10. Spent last week/weekend serving as emcee at a Frisco-based communications company's national sales convention that spilled from Phoenix to Las Vegas and… always said one of the few places I'd move is Scottsdale, Arizona. All four major sports. Fantastic weather. And no need to own a lawnmower. If I had to stay at one hotel I'd pick the JW Camelback Resort. Paradise.

9. Yet another reason to hate the airlines -- in case you've forgotten my last trip. Upon leaving for Phoenix our flight from DFW was delayed an hour. Passengers already on board had to de-plane. Reason? "Fog in Phoenix." I laughed, knowing there ain't no fog in the desert. Upon arriving in Phoenix we were told by American Airlines agents the real reason was "runway maintenance in Dallas." I believe neither. Then, on the way back, we showed up at the gate at 2:28 for a 2:45 departure. We were vehemently scolded by agents who said, "Well, you almost missed your flight. You realize you're lucky?!" Our plane shoved back from the gate at exactly 2:52.

8. Vegas will bleed you with all the tipping here and there, but there is hope for the cold, cruel city. A dork named Richie Whitt left his cell phone in his chair at a hotel sports book, only to frantically return 27 minutes later and find a group of four folks holding it safe. Whew.

7. Going to Vegas soon? Be warned, it's overnight transformed into a cash city. Almost every cab driver warned us up front that he didn't take credit cards. Same with the night clubs. And myself and a couple of other Bank of America customers couldn't access the ATMs at two different casinos. I'm blaming it all on Y12K.

6. Show reviews: Adultcon was an interesting mix of porn stars; Monte Carlo's Jabbawockeez had too much down time; Cirque du Soleil's Zumanity at New York New York was fantastically provocative.
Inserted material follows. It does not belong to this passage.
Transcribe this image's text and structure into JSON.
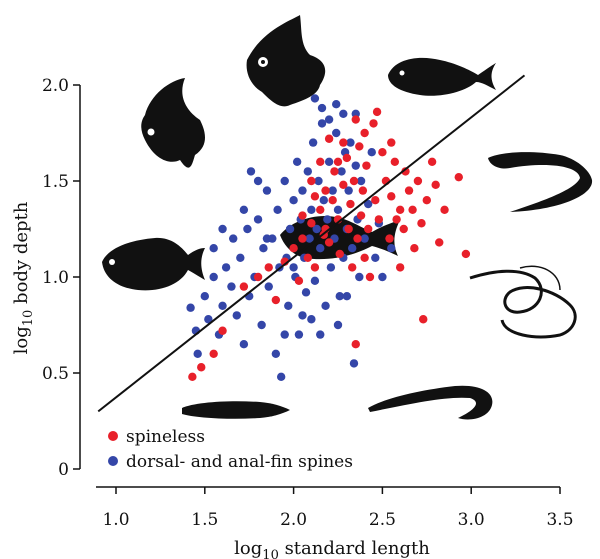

5. MGM odds for local teams: Cowboys to win Super Bowl 47 (20-1); Rangers to win 2012 World Series (3.5-1); Mavs to win 2012 NBA Finals (16-1, behind the Bulls, Heat, Thunder and Lakers).

4. After hearing Flo Rida's "Good Feeling" for the 97th time in Vegas, a debate broke out on The Strip: Etta James, dead or alive? Answer: Alive. But, apparently, barely.

3. Memorable photos from trip included Buzz Lightyear and Woody from "Toy Story," Ron Jeremy, some dude dressed like a giant reefer and Steve from Dallas, who somehow recognized me and Sybil in the sports book in Monte Carlo.

Sybil Marijuana man

2. You know it's going to be a good trip when you're playing Beer Pong at O'Shea's and find a $100 chip on the floor. You know it's going to be a bad trip when you can't recognize most of the celebrity impersonators at Imperial Palace. Whitney Houston looked as much like Bobby Brown as Whitney Houston and, seriously, Zac Brown is good/big enough to have an impersonator? You knew it was going to be a profitable trip when you bump into Failure Jesus at a bar inside Planet Hollywood. Bottom line: Patriots minus-13.5 was very rewarding.

Failure Jesus

1. How do you know you're in Vegas? When you leave a strip club at sunrise -- beer in hand -- and head for breakfast… at In-N-Out burger.